How much does training cost? How long does it take? Any way to get the truck company to pay for it?

MmmmDiesel3 karma

Training costs $3000 to $6000 at most dedicated schools. Most community colleges also have programs, but they are mostly part time. They do give you a much better chance of going directly to a decent company such as Crete.

As for company paid training, I would prefer to take my chances with Ebola before I would sign with any company that offers training. A crappy school is 3 weeks. A company school can be only one week and $7000 in debt if you don't finish. PLUS INTEREST.
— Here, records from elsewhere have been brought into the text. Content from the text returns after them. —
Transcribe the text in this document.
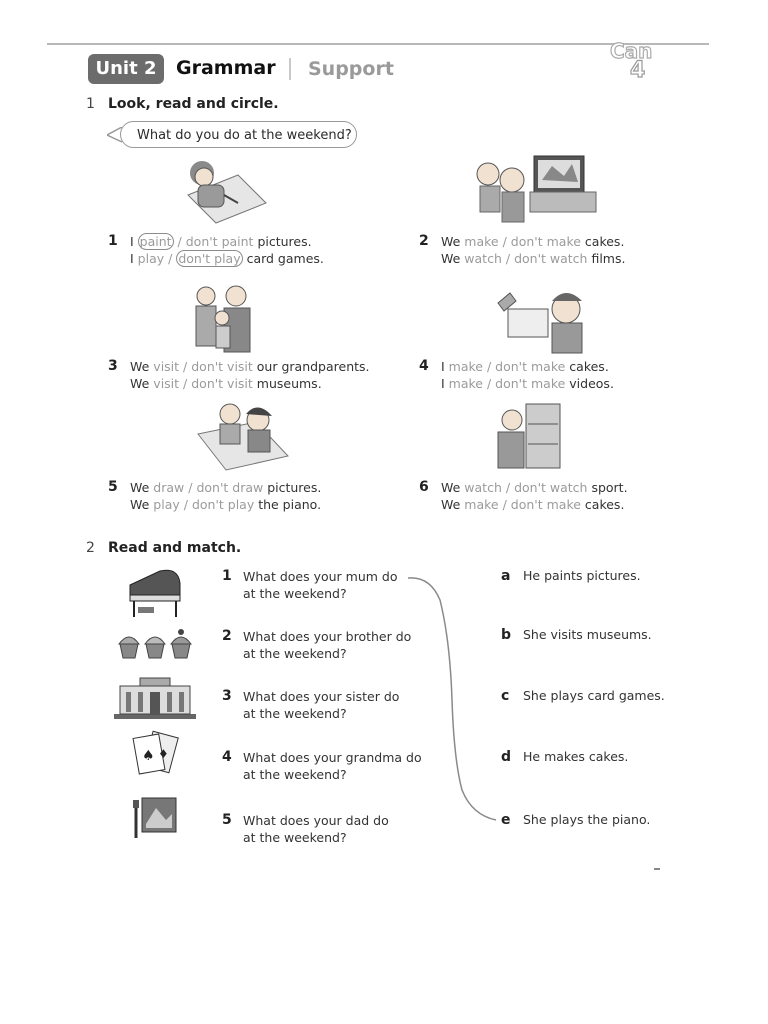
Unit 2	Grammar Support
Can
4
1 Look, read and circle.
What do you do at the weekend?
1 I paint / don't paint pictures.
I play / don't play card games.
2 We make / don't make cakes.
We watch / don't watch films.
3 We visit / don't visit our grandparents.
We visit / don't visit museums.
4 I make / don't make cakes.
I make / don't make videos.
5 We draw / don't draw pictures.
We play / don't play the piano.
6 We watch / don't watch sport.
We make / don't make cakes.
2 Read and match.
♠ ♦
1 What does your mum do
at the weekend?
2 What does your brother do
at the weekend?
3 What does your sister do
at the weekend?
4 What does your grandma do
at the weekend?
5 What does your dad do
at the weekend?
a He paints pictures.
b She visits museums.
c She plays card games.
d He makes cakes.
e She plays the piano.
Not to mention nearly all companies that train pay $10-20k less a year... And are almost all below the CSA intervention threshold. In other words, it costs you a shitload of money and they expect you to run illegally.

Did I mention that most schools have in house financing, and most states will pay for some or all of training?

Th3DragonR3born1 karma

How's your hot dog?

MmmmDiesel5 karma

Almost worth the diarrhea.

Shouldbeworking221 karma


MmmmDiesel3 karma

Oh Yes, Hotdogs. For decades, Truckers and Hotdogs have been in a fight for humanity. A great many truckers have lost their lives to hotdogs...They are around the corner in every truckstop, you must never turn your back on them. Never look them in the eyes.